Get an accurate account of the musculoskeletal problem. Ask the patient if it has caused him to change his everyday routine. When did symptoms begin and how did they progress? Has the patient received treatment for this problem? If he’s experienced trauma, find out how he was hurt.

Assess the level of pain. Is the patient in pain at the moment? Ask what makes the discomfort worse or better (movement, position, and so forth). Evaluate past and present responses to treatment. For instance, if the patient has arthritis and uses corticosteroids, ask him about their effectiveness. Does he require more or less medication than before? Did he comply with the prescribed treatment?

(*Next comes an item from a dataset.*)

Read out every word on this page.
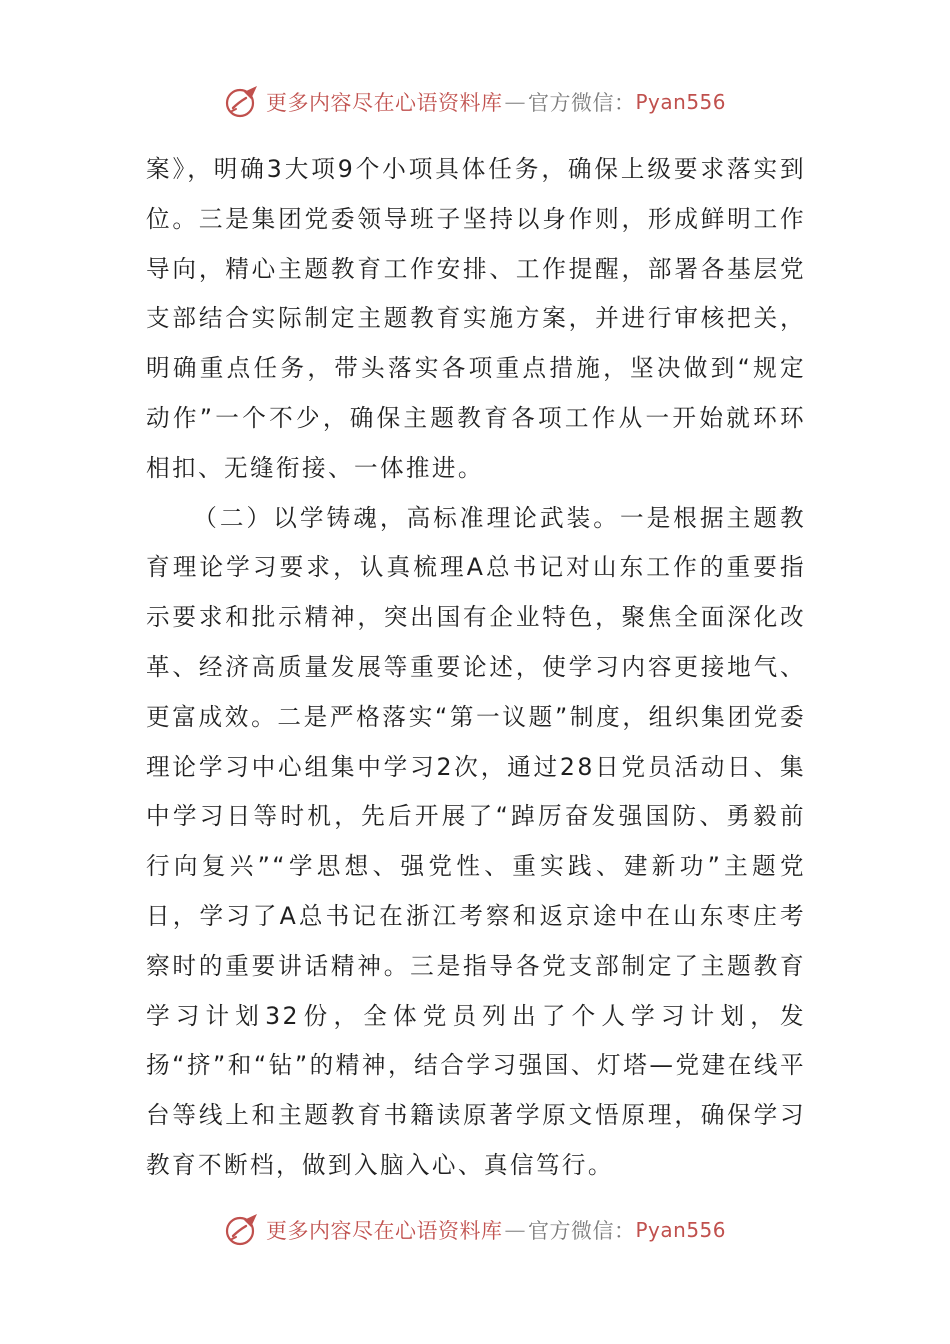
更多内容尽在心语资料库 — 官方微信： Pyan556

案》，明确3大项9个小项具体任务，确保上级要求落实到位。三是集团党委领导班子坚持以身作则，形成鲜明工作导向，精心主题教育工作安排、工作提醒，部署各基层党支部结合实际制定主题教育实施方案，并进行审核把关，明确重点任务，带头落实各项重点措施，坚决做到“规定动作”一个不少，确保主题教育各项工作从一开始就环环相扣、无缝衔接、一体推进。

（二）以学铸魂，高标准理论武装。一是根据主题教育理论学习要求，认真梳理A总书记对山东工作的重要指示要求和批示精神，突出国有企业特色，聚焦全面深化改革、经济高质量发展等重要论述，使学习内容更接地气、更富成效。二是严格落实“第一议题”制度，组织集团党委理论学习中心组集中学习2次，通过28日党员活动日、集中学习日等时机，先后开展了“踔厉奋发强国防、勇毅前行向复兴”“学思想、强党性、重实践、建新功”主题党日，学习了A总书记在浙江考察和返京途中在山东枣庄考察时的重要讲话精神。三是指导各党支部制定了主题教育学习计划32份，全体党员列出了个人学习计划，发扬“挤”和“钻”的精神，结合学习强国、灯塔—党建在线平台等线上和主题教育书籍读原著学原文悟原理，确保学习教育不断档，做到入脑入心、真信笃行。

更多内容尽在心语资料库 — 官方微信： Pyan556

The physical examination helps to determine the diagnosis and reveals any existing disabilities. (These baseline data will help when the effects of treatment are evaluated.) Observe the patient’s appearance. Look for localized edema, pigmentation, redness and tenderness at pressure points, and other deformities such as atrophy. Note mobility, strength, and gait. To check range of motion, ask the patient to abduct, adduct, or flex the muscles in question. Obtain height, weight, and vital signs. Check neurovascular status, including motion sensation and circulation. Measure and record discrepancies in muscle circumference or leg length. Compare one side or limb to the other. If a neck injury is suspected, don’t force range of motion.


  • X-rays are a useful diagnostic tool to evaluate musculoskeletal diseases. They can help to
    identify joint disruption, bone deformities, calcifications, and bone destruction and fractures. X-rays also measure bone density.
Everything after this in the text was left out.